顧問顧問,一“僱”就得問。當我們聽說潘小婉請了一位高人,都要求見一面,一是表示集團公司高層都很重視並尊重人才,二是審查審查此人是不是行家裡手。
潘小婉說:“趙義光是武漢人,與水總是老鄉。水總選地方吧,最好選一個湖北佬的酒家。”
“天上九頭鳥,地下湖北佬。”很多人都把湖北佬和九頭鳥聯繫在一起,不知是褒義還是貶義,反正聽習慣了,也就順耳了。
一聽這話,自然想起了九頭鳥,本沒有九頭鳥,可國人偏說有,我自然也信了,我說“還有這講究?那就到花都區紅棉大道九頭鳥酒家北店吧。沒告訴你們,這個店是我和草兒扶持起來的,我是後臺老闆,老闆娘你們都認識,一見面都知道了。”說者無心聽者有意,潘小婉很關心這個老闆娘是誰,問了我兩遍:“我現在就想知道,老闆娘是誰,方便告訴我嗎?”
“不行,說了就沒意思了。把李書記和猴市長也請過去,還有周保宮也叫上,順便談談周村的項目,搞一個高層聯席會議。”我說。
“這麼高的規格,我們去哪幾個人?”潘小婉問我。
“我們都去?”我說。
“我們,哪些人唦?”潘小婉又問。
“你我、李凰芹、草兒、王東盛都去。怎麼樣?”我反問潘小婉。
“傾巢出動,我整不明白呢。”潘小婉說。
“去了你就明白了。”我說。
九頭鳥酒家創立於湖北武漢,成長於北京。現旗下擁有二十多家品牌連鎖店,千餘員工,已成爲首都餐飲界知名的大型連鎖企業,以優質的服務和別具特色的菜餚深受京城百姓的好評。廣州九頭鳥酒家連鎖店的加盟,是沒有獨立菜系的湖北佬在廣州的尋鄉之旅,當初在創辦時,我就是秉持這一理念,加盟周紅女士經營的九頭鳥酒家,是想團結懷鄉之友,結識更多來粵有識之士。
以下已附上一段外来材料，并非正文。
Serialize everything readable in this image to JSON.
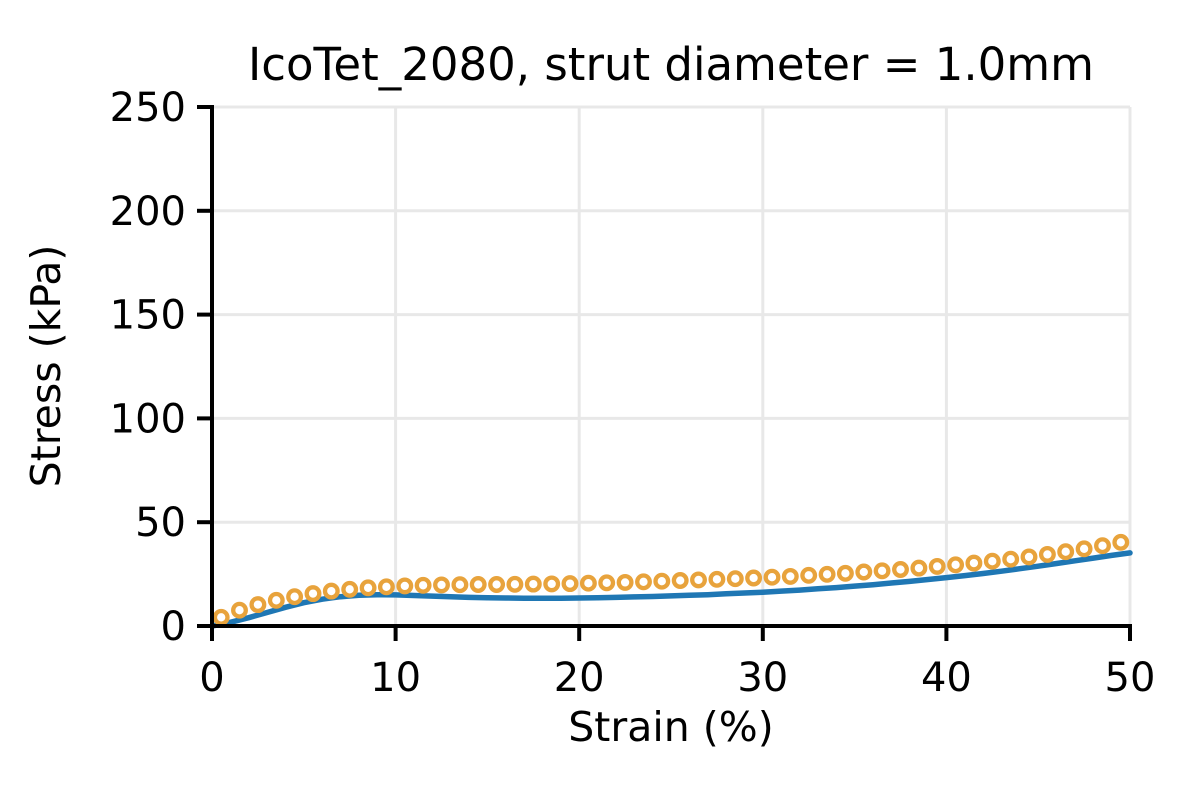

廣州九頭鳥酒家座落於廣東花都區紅棉大道北與官溪路交匯處,三層小樓,佔地面積不足3000平方米。酒家不僅在選料、做工上精益求精,而且將湖北楚鄉文化融入其中。其新派湖北菜在傳統做法的基礎上,又融合了中西方的不同風格,別具特色。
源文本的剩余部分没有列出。